Deep learning the Hurst parameter of linear fractional processes and assessing its reliability
This work addresses parameter estimation in stochastic processes for fields like battery degradation analysis, but it is incremental as it applies an existing deep learning method to new data types.
This research tackled the problem of estimating the Hurst parameter in fractional stochastic processes using LSTM networks, finding that LSTM outperforms traditional methods for fBm and fOU processes but has limited accuracy on lfsm processes, with performance measured by metrics like RMSE and MAE.

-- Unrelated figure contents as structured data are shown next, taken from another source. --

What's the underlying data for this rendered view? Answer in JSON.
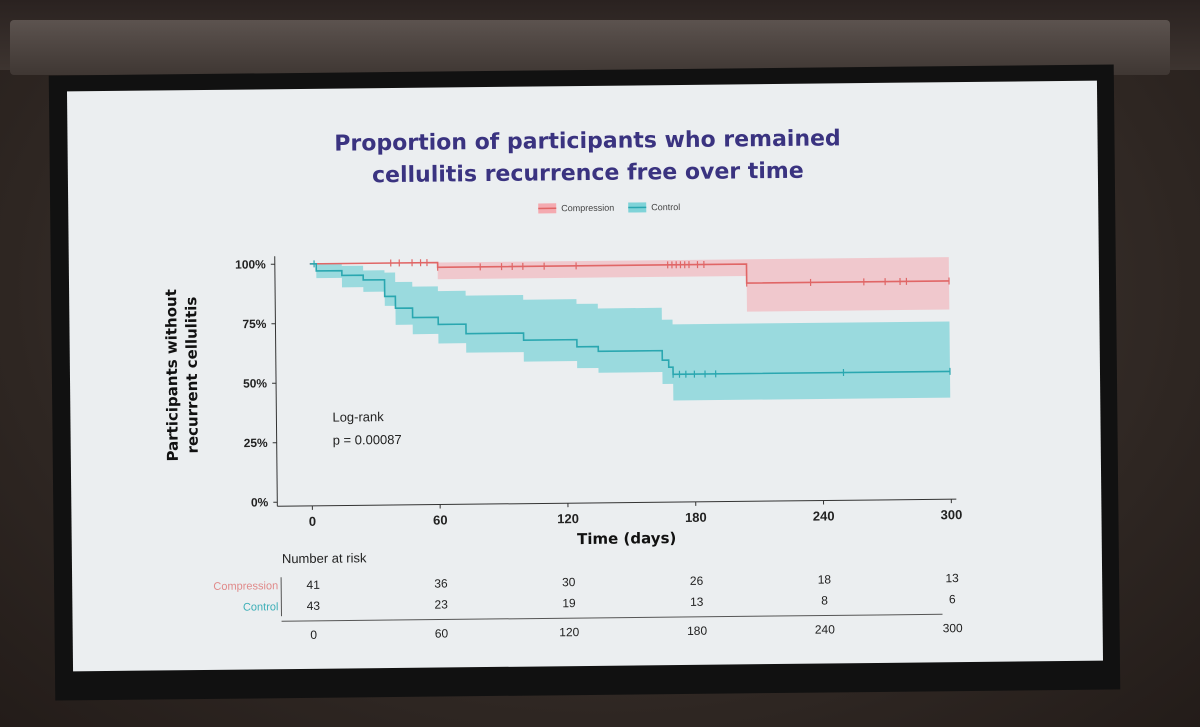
{
  "chart_data": {
    "type": "line",
    "title_lines": [
      "Proportion of participants who remained",
      "cellulitis recurrence free over time"
    ],
    "xlabel": "Time (days)",
    "ylabel_lines": [
      "Participants without",
      "recurrent cellulitis"
    ],
    "xlim": [
      0,
      300
    ],
    "ylim": [
      0,
      100
    ],
    "x_ticks": [
      "0",
      "60",
      "120",
      "180",
      "240",
      "300"
    ],
    "y_ticks": [
      "0%",
      "25%",
      "50%",
      "75%",
      "100%"
    ],
    "legend": [
      "Compression",
      "Control"
    ],
    "legend_placement": "top",
    "annotation": [
      "Log-rank",
      "p = 0.00087"
    ],
    "series": [
      {
        "name": "Compression",
        "color": "#e06666",
        "band_color": "#f4aab0",
        "step": [
          [
            0,
            100
          ],
          [
            60,
            100
          ],
          [
            60,
            98
          ],
          [
            205,
            98
          ],
          [
            205,
            90
          ],
          [
            300,
            90
          ]
        ],
        "ci_upper": [
          [
            0,
            100
          ],
          [
            300,
            100
          ]
        ],
        "ci_lower": [
          [
            0,
            100
          ],
          [
            60,
            100
          ],
          [
            60,
            93
          ],
          [
            205,
            93
          ],
          [
            205,
            78
          ],
          [
            300,
            78
          ]
        ],
        "censor_x": [
          38,
          42,
          48,
          52,
          55,
          60,
          80,
          90,
          95,
          100,
          110,
          125,
          168,
          170,
          172,
          174,
          176,
          178,
          182,
          185,
          205,
          235,
          260,
          270,
          277,
          280,
          300
        ]
      },
      {
        "name": "Control",
        "color": "#2aa7b0",
        "band_color": "#7fd3d8",
        "step": [
          [
            0,
            100
          ],
          [
            3,
            100
          ],
          [
            3,
            97
          ],
          [
            15,
            97
          ],
          [
            15,
            95
          ],
          [
            25,
            95
          ],
          [
            25,
            93
          ],
          [
            35,
            93
          ],
          [
            35,
            86
          ],
          [
            40,
            86
          ],
          [
            40,
            81
          ],
          [
            48,
            81
          ],
          [
            48,
            77
          ],
          [
            60,
            77
          ],
          [
            60,
            74
          ],
          [
            73,
            74
          ],
          [
            73,
            70
          ],
          [
            100,
            70
          ],
          [
            100,
            67
          ],
          [
            125,
            67
          ],
          [
            125,
            64
          ],
          [
            135,
            64
          ],
          [
            135,
            62
          ],
          [
            165,
            62
          ],
          [
            165,
            58
          ],
          [
            168,
            58
          ],
          [
            168,
            55
          ],
          [
            170,
            55
          ],
          [
            170,
            52
          ],
          [
            300,
            52
          ]
        ],
        "ci_upper": [
          [
            0,
            100
          ],
          [
            3,
            100
          ],
          [
            15,
            99
          ],
          [
            25,
            97
          ],
          [
            35,
            96
          ],
          [
            40,
            92
          ],
          [
            48,
            90
          ],
          [
            60,
            88
          ],
          [
            73,
            86
          ],
          [
            100,
            84
          ],
          [
            125,
            82
          ],
          [
            135,
            80
          ],
          [
            165,
            75
          ],
          [
            170,
            73
          ],
          [
            300,
            73
          ]
        ],
        "ci_lower": [
          [
            0,
            100
          ],
          [
            3,
            94
          ],
          [
            15,
            90
          ],
          [
            25,
            88
          ],
          [
            35,
            82
          ],
          [
            40,
            74
          ],
          [
            48,
            70
          ],
          [
            60,
            66
          ],
          [
            73,
            62
          ],
          [
            100,
            58
          ],
          [
            125,
            55
          ],
          [
            135,
            53
          ],
          [
            165,
            48
          ],
          [
            170,
            41
          ],
          [
            300,
            41
          ]
        ],
        "censor_x": [
          2,
          170,
          173,
          176,
          180,
          185,
          190,
          250,
          300
        ]
      }
    ]
  },
  "risk_table": {
    "title": "Number at risk",
    "rows": [
      {
        "name": "Compression",
        "values": [
          "41",
          "36",
          "30",
          "26",
          "18",
          "13"
        ]
      },
      {
        "name": "Control",
        "values": [
          "43",
          "23",
          "19",
          "13",
          "8",
          "6"
        ]
      }
    ],
    "x_ticks": [
      "0",
      "60",
      "120",
      "180",
      "240",
      "300"
    ]
  }
}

This research explores the reliability of deep learning, specifically Long Short-Term Memory (LSTM) networks, for estimating the Hurst parameter in fractional stochastic processes. The study focuses on three types of processes: fractional Brownian motion (fBm), fractional Ornstein-Uhlenbeck (fOU) process, and linear fractional stable motions (lfsm). The work involves a fast generation of extensive datasets for fBm and fOU to train the LSTM network on a large volume of data in a feasible time. The study analyses the accuracy of the LSTM network's Hurst parameter estimation regarding various performance measures like RMSE, MAE, MRE, and quantiles of the absolute and relative errors. It finds that LSTM outperforms the traditional statistical methods in the case of fBm and fOU processes; however, it has limited accuracy on lfsm processes. The research also delves into the implications of training length and valuation sequence length on the LSTM's performance. The methodology is applied by estimating the Hurst parameter in Li-ion battery degradation data and obtaining confidence bounds for the estimation. The study concludes that while deep learning methods show promise in parameter estimation of fractional processes, their effectiveness is contingent on the process type and the quality of training data.